Она хотела только одного.
Единственного.
Чтобы он пришел, обнял ее и сказал, что все будет как прежде. Они обязательно решат все проблемы. Вместе. Просто нужно побороться за то, что им удалось создать. Ей не надо беспокоиться.
Он не пришел.
Он понял это, едва она появилась в комнате. Последние месяцы она ходила за ним дома по пятам, пытаясь завязать разговор, но ему все время удавалось увернуться. Куда проще было бы и дальше сохранять молчание, затаившись в серой повседневности, и избежать этого шага через пропасть.

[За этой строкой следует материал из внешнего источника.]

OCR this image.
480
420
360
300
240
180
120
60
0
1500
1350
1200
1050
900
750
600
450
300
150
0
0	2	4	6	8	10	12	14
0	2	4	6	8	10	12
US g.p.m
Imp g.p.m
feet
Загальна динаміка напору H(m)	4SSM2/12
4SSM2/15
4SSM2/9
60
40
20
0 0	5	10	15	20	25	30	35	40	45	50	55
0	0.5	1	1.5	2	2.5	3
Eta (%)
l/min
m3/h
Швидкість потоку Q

Но поздно. Она преградила путь в спасительное убежище кабинета, не оставив ни малейшего шанса.
Сможет ли он когда-нибудь открыть правду? В какие слова можно облечь признание? И этот парализующий страх. Он боялся и собственных чувств, и последствий, и ее реакции. Интересно, она слышит, как бьется его сердце, пытаясь вырваться и избежать признания в сокровенном.
И ее вопрос, который повлек за собой лавину:
— Может, ты сомневаешься в нашем общем будущем?
Да! Да! Да!
— Я не знаю.
Как омерзителен страх и как омерзительно, что страх вызвала именно она. Даже смотреть на нее он не решался. Внезапно подумалось, что она им брезгует. Потому что была его каменной стеной все эти годы, пока он медленно, но верно погружался в отчаяние. Следила, чтобы все по-прежнему катилось по накатанной, словно его безучастность уже не играла никакой роли. Единственное, что ей удалось, — это внушить ему, что он ни на что не способный ребенок.
Такая проворная. Он еще толком не понял, что нужно, — а она уже все сделала. Всегда готова решать проблемы, даже те, которые не имеют к ней отношения. Он даже подумать не успевал. Она тащила его, как неумолимый паровоз, вперед, туда, где все правильно. Но не все можно исправить. Чем больше он дистанцировался, тем усерднее она этого не замечала. И с каждым днем становилось все очевиднее, что все его действия не имеют ровным счетом никакого значения. В нем она больше не нуждается.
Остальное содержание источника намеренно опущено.